Local mesalazine often causes compliance problems. In the form of foam, mesalazine (2 g) seems as effective as a liquid form (4 g) (controlled study, N = 250 patients).
Balsalazide is a substance only activated in the colon after release of its associated molecule (4-aminobenzoyl-B-alanine), by analogy with sulfasalazine. At high dose (6.75 g), it appears to be more effective than mesalazine (controlled study, N = 154 patients) but the dose of mesalazine used (2.4 g) is lower than current recommendations. Balsalazide (6.75 g) is identical in efficacy to sulfasalazine (3 g) with obviously better tolerance (controlled study, N = 57 patients). In the prevention of ulcerative colitis, high-dose balsalazide (3 g) is superior to “normal” dose mesalazine (1.5 g) (controlled study, N = 133 patients). It must be remembered, however, that several authors admit that the effective preventive dose of mesalazine is identical to the dose needed to achieve remission, as we have pointed out in recent years. Determination of the optimal dosage of mesalazine, and comparable substances, including balsalazide, therefore remains controversial.

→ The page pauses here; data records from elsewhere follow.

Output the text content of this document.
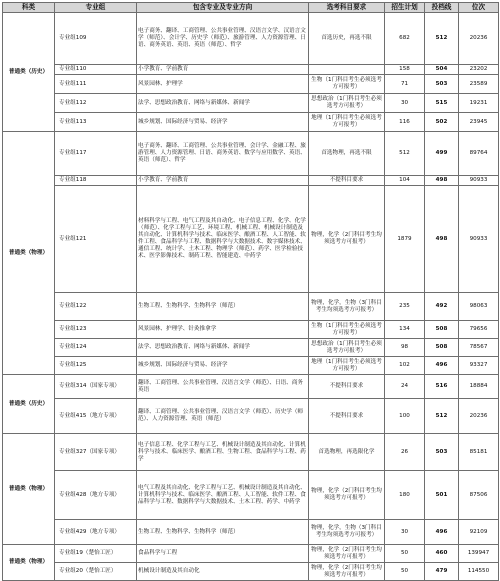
科类	专业组	包含专业及专业方向	选考科目要求	招生计划	投档线	位次
普通类（历史）	专业组109	电子商务、翻译、工商管理、公共事业管理、汉语言文学、汉语言文学（师范）、会计学、历史学（师范）、旅游管理、人力资源管理、日语、商务英语、英语、英语（师范）、哲学	首选历史，再选不限	682	512	20236
	专业组110	小学教育、学前教育		158	504	23202
	专业组111	风景园林、护理学	生物（1门科目考生必须选考方可报考）	71	503	23589
	专业组112	法学、思想政治教育、网络与新媒体、新闻学	思想政治（1门科目考生必须选考方可报考）	30	515	19231
	专业组113	城乡规划、国际经济与贸易、经济学	地理（1门科目考生必须选考方可报考）	116	502	23945
普通类（物理）	专业组117	电子商务、翻译、工商管理、公共事业管理、会计学、金融工程、旅游管理、人力资源管理、日语、商务英语、数学与应用数学、英语、英语（师范）、哲学	首选物理，再选不限	512	499	89764
	专业组118	小学教育、学前教育	不提科目要求	104	498	90933
	专业组121	材料科学与工程、电气工程及其自动化、电子信息工程、化学、化学（师范）、化学工程与工艺、环境工程、机械工程、机械设计制造及其自动化、计算机科学与技术、临床医学、酿酒工程、人工智能、软件工程、食品科学与工程、数据科学与大数据技术、数字媒体技术、通信工程、统计学、土木工程、物理学（师范）、药学、医学检验技术、医学影像技术、制药工程、智能建造、中药学	物理，化学（2门科目考生均须选考方可报考）	1879	498	90933
	专业组122	生物工程、生物科学、生物科学（师范）	物理，化学，生物（3门科目考生均须选考方可报考）	235	492	98063
	专业组123	风景园林、护理学、针灸推拿学	生物（1门科目考生必须选考方可报考）	134	508	79656
	专业组124	法学、思想政治教育、网络与新媒体、新闻学	思想政治（1门科目考生必须选考方可报考）	98	508	78567
	专业组125	城乡规划、国际经济与贸易、经济学	地理（1门科目考生必须选考方可报考）	102	496	93327
普通类（历史）	专业组314（国家专项）	翻译、工商管理、公共事业管理、汉语言文学（师范）、日语、商务英语	不提科目要求	24	516	18884
	专业组415（地方专项）	翻译、工商管理、公共事业管理、汉语言文学（师范）、历史学（师范）、人力资源管理、英语（师范）	不提科目要求	100	512	20236
普通类（物理）	专业组327（国家专项）	电子信息工程、化学工程与工艺、机械设计制造及其自动化、计算机科学与技术、临床医学、酿酒工程、生物工程、食品科学与工程、药学	首选物理，再选限化学	26	503	85181
	专业组428（地方专项）	电气工程及其自动化、化学工程与工艺、机械设计制造及其自动化、计算机科学与技术、临床医学、酿酒工程、人工智能、软件工程、食品科学与工程、数据科学与大数据技术、土木工程、药学、中药学	物理，化学（2门科目考生均须选考方可报考）	180	501	87506
	专业组429（地方专项）	生物工程、生物科学、生物科学（师范）	物理，化学，生物（3门科目考生均须选考方可报考）	30	496	92109
普通类（物理）	专业组19（楚怡工匠）	食品科学与工程	物理，化学（2门科目考生均须选考方可报考）	50	460	139947
	专业组20（楚怡工匠）	机械设计制造及其自动化	物理，化学（2门科目考生均须选考方可报考）	50	479	114550
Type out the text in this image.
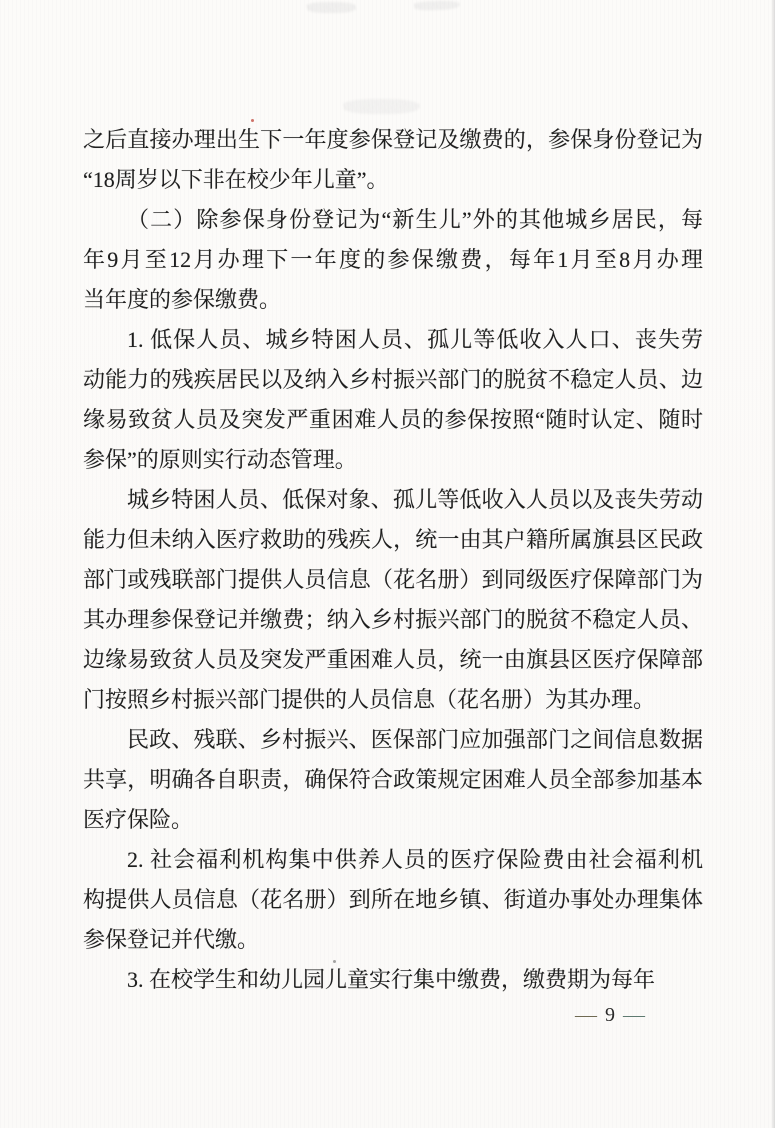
之后直接办理出生下一年度参保登记及缴费的，参保身份登记为
“18周岁以下非在校少年儿童”。
（二）除参保身份登记为“新生儿”外的其他城乡居民，每
年9月至12月办理下一年度的参保缴费，每年1月至8月办理
当年度的参保缴费。
1. 低保人员、城乡特困人员、孤儿等低收入人口、丧失劳
动能力的残疾居民以及纳入乡村振兴部门的脱贫不稳定人员、边
缘易致贫人员及突发严重困难人员的参保按照“随时认定、随时
参保”的原则实行动态管理。
城乡特困人员、低保对象、孤儿等低收入人员以及丧失劳动
能力但未纳入医疗救助的残疾人，统一由其户籍所属旗县区民政
部门或残联部门提供人员信息（花名册）到同级医疗保障部门为
其办理参保登记并缴费；纳入乡村振兴部门的脱贫不稳定人员、
边缘易致贫人员及突发严重困难人员，统一由旗县区医疗保障部
门按照乡村振兴部门提供的人员信息（花名册）为其办理。
民政、残联、乡村振兴、医保部门应加强部门之间信息数据
共享，明确各自职责，确保符合政策规定困难人员全部参加基本
医疗保险。
2. 社会福利机构集中供养人员的医疗保险费由社会福利机
构提供人员信息（花名册）到所在地乡镇、街道办事处办理集体
参保登记并代缴。
3. 在校学生和幼儿园儿童实行集中缴费，缴费期为每年
— 9 —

The potential side effects of mesalazine have been consistently reported in recent years. It is definitively established that mesalazine should be preferred over sulfasalazine, the incidence of side effects being lower (about 20% versus 6.5%, retrospective study, N = 685 patients) .51 Renal toxicity seems negligible as already mentioned, which is confirmed by two studies. Genetic polymorphism determines fast and slow acetylators of 5-aminosalicylates; the determination of the type of acetylator, however, does not seem to predict the incidence of toxicity induced by mesalazine.

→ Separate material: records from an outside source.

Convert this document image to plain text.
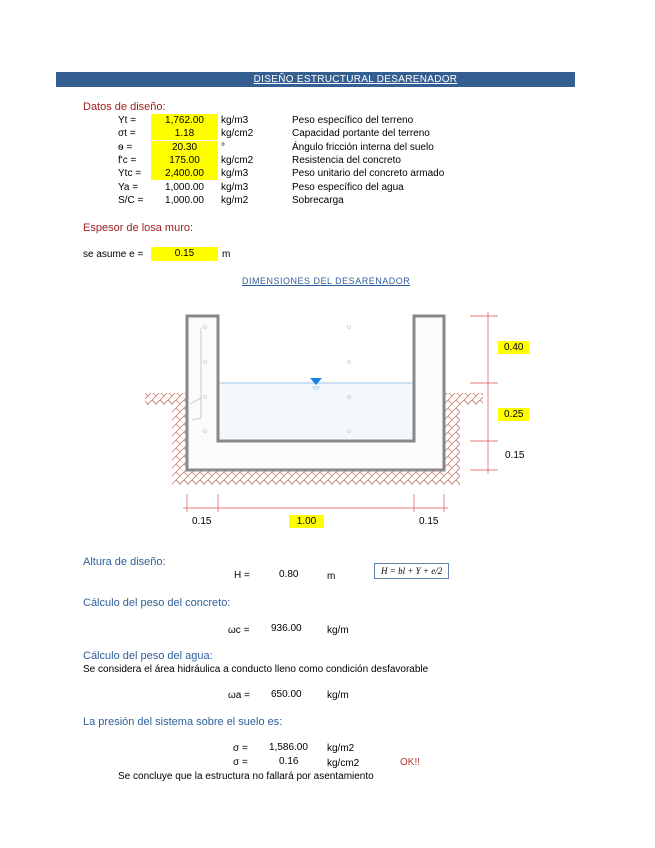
DISEÑO ESTRUCTURAL DESARENADOR
Datos de diseño:
Yt =	1,762.00	kg/m3	Peso específico del terreno
σt =	1.18	kg/cm2	Capacidad portante del terreno
ѳ =	20.30	°	Ángulo fricción interna del suelo
f'c =	175.00	kg/cm2	Resistencia del concreto
Ytc =	2,400.00	kg/m3	Peso unitario del concreto armado
Ya =	1,000.00	kg/m3	Peso específico del agua
S/C =	1,000.00	kg/m2	Sobrecarga
Espesor de losa muro:
se asume e =	0.15	m
DIMENSIONES DEL DESARENADOR
0.40
0.25
0.15
0.15	1.00	0.15
Altura de diseño:
H =	0.80	m	H = bl + Y + e/2
Cálculo del peso del concreto:
ωc = 936.00	kg/m
Cálculo del peso del agua:
Se considera el área hidráulica a conducto lleno como condición desfavorable
ωa = 650.00	kg/m
La presión del sistema sobre el suelo es:
σ = 1,586.00 kg/m2
σ =	0.16	kg/cm2	OK!!
Se concluye que la estructura no fallará por asentamiento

Corticosteroids represent the necessary treatment of moderate forms not responding to mesalazine and severe forms of ulcerative colitis. Budesonide, which is used predominantly in Crohn’s disease and is predominantly oral in distal and right bowel, is reviewed twice. Its efficacy by local route is admitted without confirmation of oral use. Targeting at the colon level of prednisolone is a seductive concept but its efficacy is not confirmed in a controlled study (N = 33 patients).
The need for prevention of side effects on corticoid bone is recognized and is imperative from the first treatment. We recommend a baseline mineralometry at the early stage of inflammatory bowel disease and supplementation with calcium and vitamin D. A decrease in bone mineral density may already be observed after eight weeks of prednisone treatment.